Responding to a question about the role of Islamic-majority nations on the Balkans, one participant noted that, while some cultural affinity exists given the large Muslim population of the region, nations such as Turkey are simply filling a void. Alongside Russia and China, other powers will seek to exert influence where they can in their near-neighborhood. Yes, the Islamic connection is important, but exerting influence on the balance of power is imperative for external actors in the Balkans.
Other participants called particular attention to the economies of the region and on the ever-feared “brain drain” that painfully impacts the future leadership of developing nations. The importance of developing domestic enterprises and businesses to offer jobs and opportunities for young people was mentioned as a vital area to focus on for those seeking to offer policy recommendations. However, the greatest challenges preventing such development, as a participant suggested, are continued political uncertainty, and flight from the countries of the Balkans. “Brain drain” demonstrably saps needed leadership, ingenuity, and youthful vigor from countries in desperate need of it, while political uncertainty drives away risk averse investors. The nations of the Balkans will also need to reconcile even greater numbers of emigrants as they, ideally, move closer to the European Union. As travel restrictions ease, more key contributors to economic health will likely seek more fruitful environs.
One participant brought up the idea of NATO expansion, suggesting that Western nations dropped the proverbial ball by failing to admit Georgia and Ukraine into NATO, opening the door to malign influence in these nations that has had a trickle-down effect. The United States and the European Union should take these cases as cautionary tales for what may happen when denying opportunities to those deeply committed to Western alignment, indicating that countries in his region ought to be considered for NATO membership.

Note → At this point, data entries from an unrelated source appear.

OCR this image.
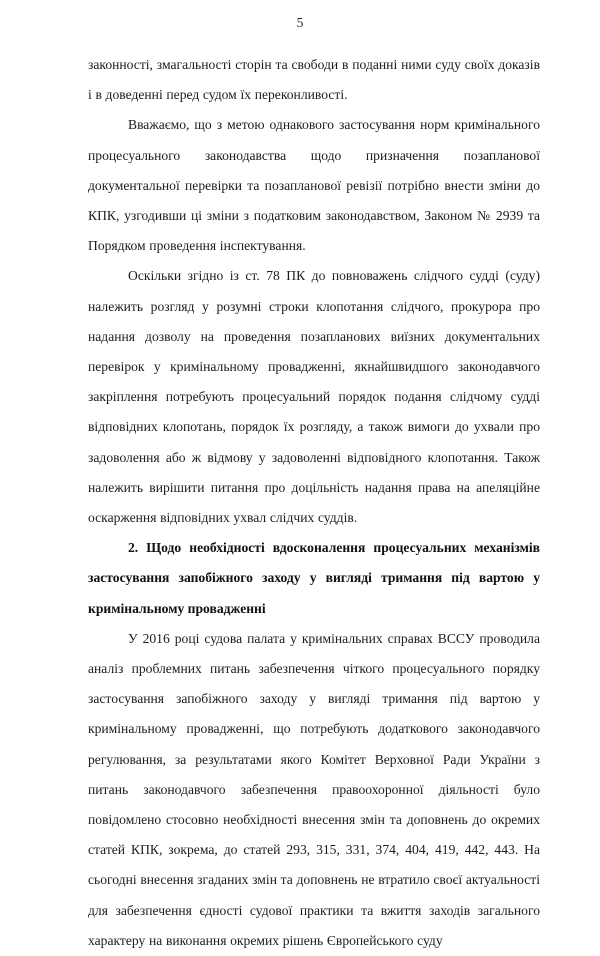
5

законності, змагальності сторін та свободи в поданні ними суду своїх доказів і в доведенні перед судом їх переконливості.

Вважаємо, що з метою однакового застосування норм кримінального процесуального законодавства щодо призначення позапланової документальної перевірки та позапланової ревізії потрібно внести зміни до КПК, узгодивши ці зміни з податковим законодавством, Законом № 2939 та Порядком проведення інспектування.

Оскільки згідно із ст. 78 ПК до повноважень слідчого судді (суду) належить розгляд у розумні строки клопотання слідчого, прокурора про надання дозволу на проведення позапланових виїзних документальних перевірок у кримінальному провадженні, якнайшвидшого законодавчого закріплення потребують процесуальний порядок подання слідчому судді відповідних клопотань, порядок їх розгляду, а також вимоги до ухвали про задоволення або ж відмову у задоволенні відповідного клопотання. Також належить вирішити питання про доцільність надання права на апеляційне оскарження відповідних ухвал слідчих суддів.

2. Щодо необхідності вдосконалення процесуальних механізмів застосування запобіжного заходу у вигляді тримання під вартою у кримінальному провадженні

У 2016 році судова палата у кримінальних справах ВССУ проводила аналіз проблемних питань забезпечення чіткого процесуального порядку застосування запобіжного заходу у вигляді тримання під вартою у кримінальному провадженні, що потребують додаткового законодавчого регулювання, за результатами якого Комітет Верховної Ради України з питань законодавчого забезпечення правоохоронної діяльності було повідомлено стосовно необхідності внесення змін та доповнень до окремих статей КПК, зокрема, до статей 293, 315, 331, 374, 404, 419, 442, 443. На сьогодні внесення згаданих змін та доповнень не втратило своєї актуальності для забезпечення єдності судової практики та вжиття заходів загального характеру на виконання окремих рішень Європейського суду
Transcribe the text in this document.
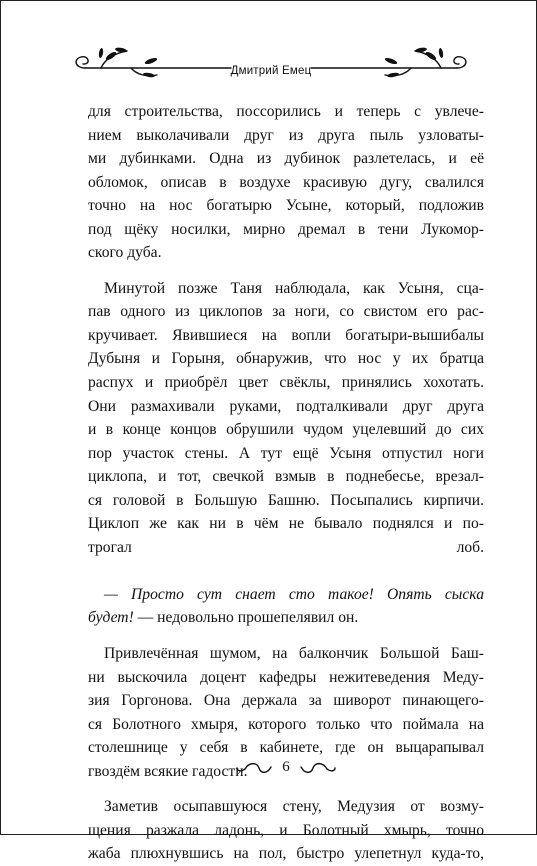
Дмитрий Емец
для строительства, поссорились и теперь с увлече-
нием выколачивали друг из друга пыль узловаты-
ми дубинками. Одна из дубинок разлетелась, и её
обломок, описав в воздухе красивую дугу, свалился
точно на нос богатырю Усыне, который, подложив
под щёку носилки, мирно дремал в тени Лукомор-
ского дуба.
Минутой позже Таня наблюдала, как Усыня, сца-
пав одного из циклопов за ноги, со свистом его рас-
кручивает. Явившиеся на вопли богатыри-вышибалы
Дубыня и Горыня, обнаружив, что нос у их братца
распух и приобрёл цвет свёклы, принялись хохотать.
Они размахивали руками, подталкивали друг друга
и в конце концов обрушили чудом уцелевший до сих
пор участок стены. А тут ещё Усыня отпустил ноги
циклопа, и тот, свечкой взмыв в поднебесье, врезал-
ся головой в Большую Башню. Посыпались кирпичи.
Циклоп же как ни в чём не бывало поднялся и по-
трогал лоб.
— Просто сут снает сто такое! Опять сыска
будет! — недовольно прошепелявил он.
Привлечённая шумом, на балкончик Большой Баш-
ни выскочила доцент кафедры нежитеведения Меду-
зия Горгонова. Она держала за шиворот пинающего-
ся Болотного хмыря, которого только что поймала на
столешнице у себя в кабинете, где он выцарапывал
гвоздём всякие гадости.
Заметив осыпавшуюся стену, Медузия от возму-
щения разжала ладонь, и Болотный хмырь, точно
жаба плюхнувшись на пол, быстро улепетнул куда-то,
6
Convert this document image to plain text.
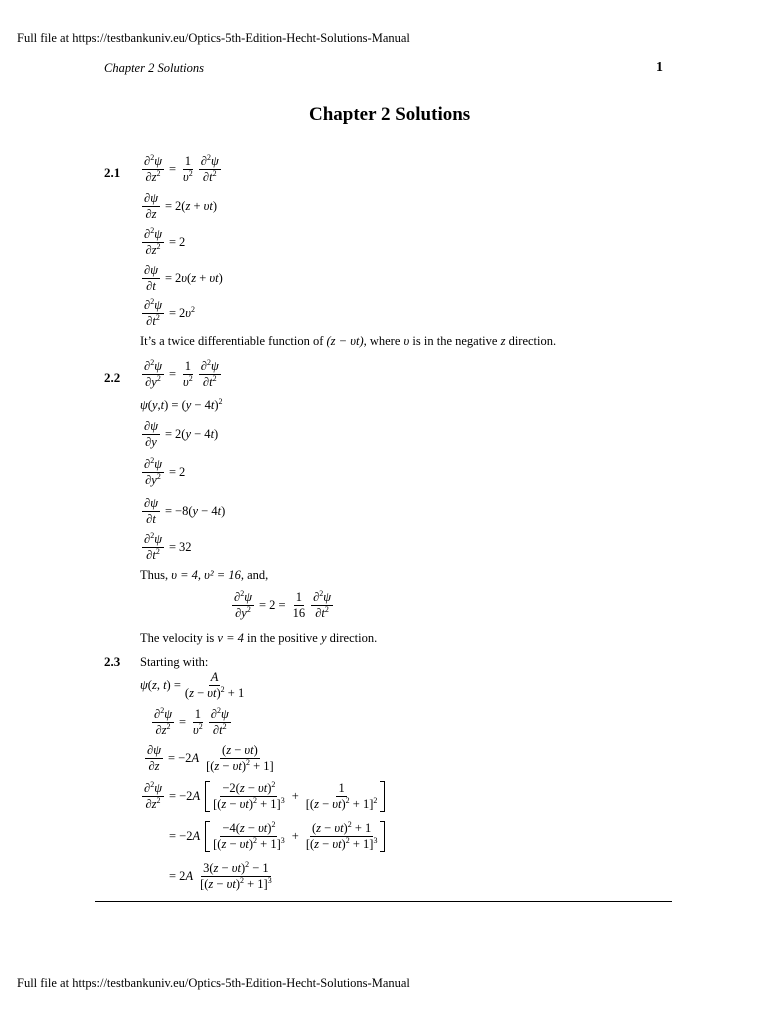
Full file at https://testbankuniv.eu/Optics-5th-Edition-Hecht-Solutions-Manual
Chapter 2 Solutions	1
Chapter 2 Solutions
$2.1 \frac{\partial^2\psi}{\partial z^2} = \frac{1}{\upsilon^2} \frac{\partial^2\psi}{\partial t^2}$
$\frac{\partial\psi}{\partial z} = 2(z + \upsilon t)$
$\frac{\partial^2\psi}{\partial z^2} = 2$
$\frac{\partial\psi}{\partial t} = 2\upsilon(z + \upsilon t)$
$\frac{\partial^2\psi}{\partial t^2} = 2\upsilon^2$
It’s a twice differentiable function of (z − υt), where υ is in the negative z direction.
$2.2 \frac{\partial^2\psi}{\partial y^2} = \frac{1}{\upsilon^2} \frac{\partial^2\psi}{\partial t^2}$
$\psi(y,t) = (y - 4t)^2$
$\frac{\partial\psi}{\partial y} = 2(y - 4t)$
$\frac{\partial^2\psi}{\partial y^2} = 2$
$\frac{\partial\psi}{\partial t} = -8(y - 4t)$
$\frac{\partial^2\psi}{\partial t^2} = 32$
Thus, υ = 4, υ² = 16, and,
$\frac{\partial^2\psi}{\partial y^2} = 2 = \frac{1}{16} \frac{\partial^2\psi}{\partial t^2}$
The velocity is v = 4 in the positive y direction.
2.3 Starting with:
ψ(z, $t) = \frac{A}{(z - \upsilon t)^2 + 1}$
$\frac{\partial^2\psi}{\partial z^2} = \frac{1}{\upsilon^2} \frac{\partial^2\psi}{\partial t^2}$
$\frac{\partial\psi}{\partial z} = -2A \frac{(z - \upsilon t)}{[(z - \upsilon t)^2 + 1]}$
$\frac{\partial^2\psi}{\partial z^2} = -2A \frac{-2(z - \upsilon t)^2}{[(z - \upsilon t)^2 + 1]^3} + \frac{1}{[(z - \upsilon t)^2 + 1]^2}$
= $-2A \frac{-4(z - \upsilon t)^2}{[(z - \upsilon t)^2 + 1]^3} + \frac{(z - \upsilon t)^2 + 1}{[(z - \upsilon t)^2 + 1]^3}$
= $2A \frac{3(z - \upsilon t)^2 - 1}{[(z - \upsilon t)^2 + 1]^3}$
Full file at https://testbankuniv.eu/Optics-5th-Edition-Hecht-Solutions-Manual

Ultimately, the roundtable participants all agreed that the United States and the European Union should be paying closer attention to the Balkan region. Some suggested that supporters exist in the U.S. Congress and among certain entities in Europe, and these relationships should be explored. However, until the outcome of the U.S. presidential election in 2020 is known, it will be difficult to exert pressure on any particular actor, or institution. Until then, organizations like the National Committee on American Foreign Policy and the Nizami Ganjavi International Center must keep convening thought leaders and interested voices in an effort to ‘keep the conversation going,’ and keep a steady eye on the Western Balkans.